Star maps from the Terran perspective

I’ve previously done some posts on star maps that use the stars’ X, Y and Z coordinates to show where they are relative to each other (the first one is here and the rest were on succeeding days).  With this kind of map, you’re looking at your assortment of stars from a position in space that is light years away -- usually, farther to the galactic north.  This kind of star map is useful if you’re doing a story where the stars are not all visible from Earth at the same time and place -- for example, a story set in the first centuries of interstellar exploration, such as Larry Niven‘s “Known Space” series or Gordon Dickson’s “Childe Cycle”.

On the other hand, suppose your story takes place in an interstellar empire like the one we created over the last couple of days.  That is, it’s set among a number of stars that, as seen from Earth, are all located within one or two constellations.  An Earthbound observer could then point a telescope at the right patch of the night sky and locate all the stars in question.

If that’s the case, then you might be better off doing a map based on right ascension and declination.  This is the kind of map you will find in any star atlas or online astronomy guide, so it’s easy to consult one and visualize what your end result should look like.

You will recall that we created our empire using the HabHyg database.  Unfortunately, HabHyg doesn’t include the RA and declination of the stars it lists.  However, there are plenty of other resources that do include this information.  One is the HYG database, which HabHyg uses as one of its sources.  Several versions of it are located at http://astronexus.com/node/34.  As with HabHyg, I suggest you download a copy for your own personal use.
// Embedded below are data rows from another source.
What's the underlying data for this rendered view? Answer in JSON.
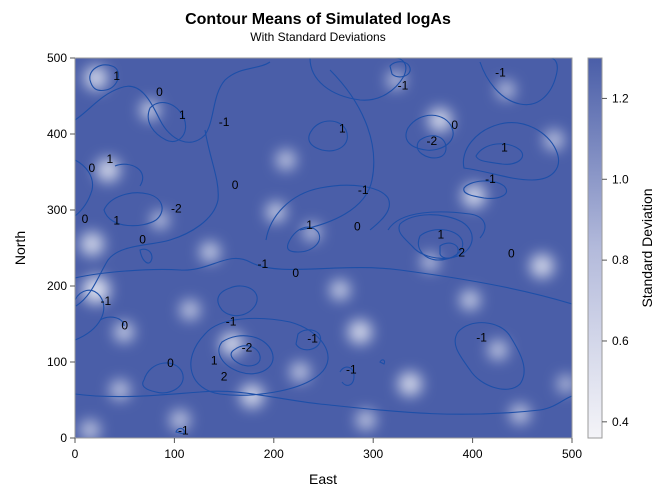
{
  "chart_data": {
    "type": "contour",
    "title": "Contour Means of Simulated logAs",
    "subtitle": "With Standard Deviations",
    "xlabel": "East",
    "ylabel": "North",
    "xlim": [
      0,
      500
    ],
    "ylim": [
      0,
      500
    ],
    "x_ticks": [
      "0",
      "100",
      "200",
      "300",
      "400",
      "500"
    ],
    "y_ticks": [
      "0",
      "100",
      "200",
      "300",
      "400",
      "500"
    ],
    "colorbar": {
      "label": "Standard Deviation",
      "range": [
        0.36,
        1.3
      ],
      "ticks": [
        "0.4",
        "0.6",
        "0.8",
        "1.0",
        "1.2"
      ],
      "low_color": "#f4f4f8",
      "high_color": "#4a5ea8"
    },
    "contour_color": "#1d4fa8",
    "contour_labels": [
      {
        "text": "1",
        "x": 42,
        "y": 476
      },
      {
        "text": "0",
        "x": 85,
        "y": 455
      },
      {
        "text": "1",
        "x": 108,
        "y": 425
      },
      {
        "text": "-1",
        "x": 150,
        "y": 416
      },
      {
        "text": "0",
        "x": 17,
        "y": 355
      },
      {
        "text": "1",
        "x": 35,
        "y": 367
      },
      {
        "text": "0",
        "x": 161,
        "y": 333
      },
      {
        "text": "-2",
        "x": 102,
        "y": 302
      },
      {
        "text": "0",
        "x": 10,
        "y": 288
      },
      {
        "text": "1",
        "x": 42,
        "y": 286
      },
      {
        "text": "0",
        "x": 68,
        "y": 261
      },
      {
        "text": "-1",
        "x": 31,
        "y": 180
      },
      {
        "text": "0",
        "x": 50,
        "y": 148
      },
      {
        "text": "-1",
        "x": 330,
        "y": 464
      },
      {
        "text": "-1",
        "x": 428,
        "y": 481
      },
      {
        "text": "1",
        "x": 269,
        "y": 407
      },
      {
        "text": "0",
        "x": 382,
        "y": 412
      },
      {
        "text": "-2",
        "x": 359,
        "y": 391
      },
      {
        "text": "1",
        "x": 432,
        "y": 382
      },
      {
        "text": "-1",
        "x": 290,
        "y": 326
      },
      {
        "text": "-1",
        "x": 418,
        "y": 341
      },
      {
        "text": "0",
        "x": 284,
        "y": 278
      },
      {
        "text": "1",
        "x": 236,
        "y": 280
      },
      {
        "text": "1",
        "x": 368,
        "y": 268
      },
      {
        "text": "2",
        "x": 389,
        "y": 244
      },
      {
        "text": "0",
        "x": 439,
        "y": 243
      },
      {
        "text": "-1",
        "x": 189,
        "y": 229
      },
      {
        "text": "0",
        "x": 222,
        "y": 217
      },
      {
        "text": "-1",
        "x": 157,
        "y": 153
      },
      {
        "text": "-1",
        "x": 239,
        "y": 131
      },
      {
        "text": "-1",
        "x": 409,
        "y": 132
      },
      {
        "text": "-2",
        "x": 173,
        "y": 119
      },
      {
        "text": "0",
        "x": 96,
        "y": 99
      },
      {
        "text": "1",
        "x": 140,
        "y": 102
      },
      {
        "text": "2",
        "x": 150,
        "y": 81
      },
      {
        "text": "-1",
        "x": 278,
        "y": 90
      },
      {
        "text": "-1",
        "x": 109,
        "y": 10
      }
    ]
  }
}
From that valuable resource, here are the coordinates for the stars in the empire, rounded down to the nearest tenth of an hour or degree:

NN 4178: 21.1, -50.4

GJ 2151/Woolley 9716: 21.1, -57.0

Woolley 9724: 21.2, -43.6

NN 4198: 21.5, -40.7

HD 205390/Gliese 833: 21.6, -50.8

Gliese 838: 21.8, -47.3

NN 4224: 21.8, -41.6

Gliese 838.6: 21.9, -47.0

Gliese 841 A: 22.0, -51.0

Gliese 841 B: 21.9, -51.0

HD 211415/Gl 853 A and B: 22.3, -53.6

HD 211970/GJ 1267: 22.4, -54.6

Now to make the map.  At this point, I suggest you get a copy of a star atlas and make a scan or photocopy of the page that has this particular part of the sky on it.  Alternatively, you could find one online and print it out. (If you’re like me, you may want to make several copies in case you make a mistake... or use a pencil for what follows.)

Next, put each star on the copied map by drawing a dot at the proper intersection of RA and declination.  The atlas will probably break down RA and declination into minutes rather than tenths of an hour or degree, but converting should not be much of a strain.  21.5 hours, for example, would be the same as 21 hours and 30 minutes.  As you put down each dot, label it with the star’s catalogue number, or with whatever made-up name you choose to give it, or both, and with its distance from Sol, to give your reader an idea of how “deep” the map is.

What I find neat about a map like this is that it gives the Earthbound reader a sense of how the imaginary empire ties in with reality... and how small a part of the sky even something so unimaginably huge would actually take up.